New York, NY – New York City Comptroller Scott M. Stringer has released a comprehensive report of New York City’s essential frontline workers helping battle the COVID-19 pandemic. These professionals work in public transit, health care, child care, grocery, pharmacy, sanitation, janitorial, utility, and delivery industries.
“As our City faces the unprecedented challenge of COVID-19, frontline workers are putting their safety on the line to keep our city running — nurses, janitors, grocery clerks, child care staff, EMS workers, bus and truck drivers and so many more. And yet, these same essential workers whom we trust with our health, our nourishment, our loved ones, and our lives are too often ignored, underpaid, and overworked,” said Comptroller Stringer. “To get through this crisis and beyond, they need and deserve accessible healthcare and childcare, safe and reliable transit, financial stability and pathways to citizenship and naturalization. These New Yorkers are risking their own health and that of their families by putting their lives on the frontlines of this fight every single day — and we need to have their backs.”
According to Comptroller Stringer’s report, more than 50 percent of frontline workers are foreign-born. Building-cleaning services employ the highest share of immigrants (70 percent), followed by healthcare (53 percent) and food and drug stores (53 percent).
More than 60 percent of all frontline workers in New York City are women, including 81 percent in the social services and 74 percent in healthcare. More than 40 percent of transit employees are black while over 60 percent of cleaning workers are Hispanic.
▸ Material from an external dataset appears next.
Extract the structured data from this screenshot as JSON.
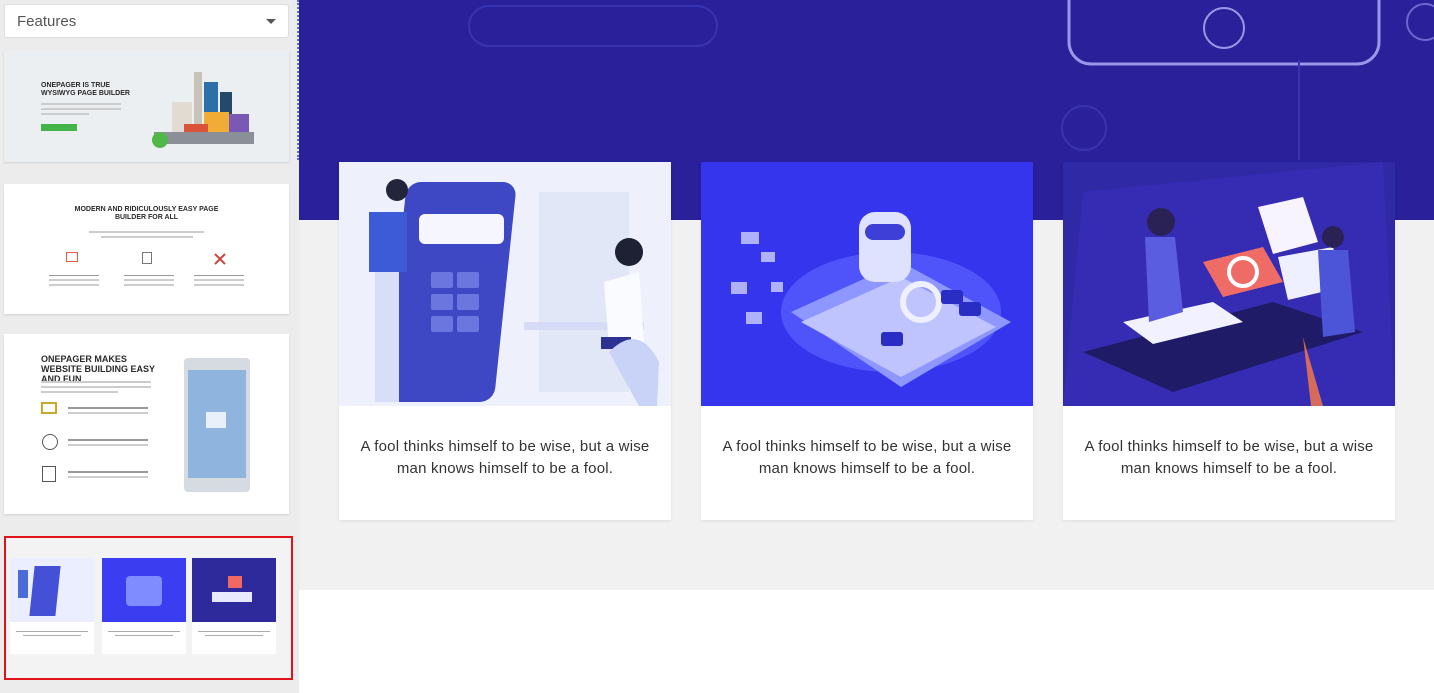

Approximately 19 percent of frontline workers do not have citizenship status, often placing them in a precarious and frightening position in this age of arbitrary ICE crackdowns. Over a quarter of food and drug store, 22 percent of social service, and a striking 36 percent of cleaning service employees are non-citizens. Many frontline workers, including home health and child care providers and food delivery workers, operate as independent contractors. Not only does this obligate them to pay twice as much in Social Security and Medicare taxes, but it also provides them with few safety net protections if they are unable to work due to medical conditions or other factors. In order to protect these frontline workers—and all “gig workers” in this time of crisis, the Comptroller’s report recommends that the State expand its unemployment, healthcare, and other safety-net programs to cover independent contractors.
The NYC Comptroller has recommended that basic safety net protections must extend to New Yorkers regardless of immigration status, including those who are undocumented. An emergency relief fund could be established, said Stringer, in partnership with private partners in order to circumvent federal restrictions.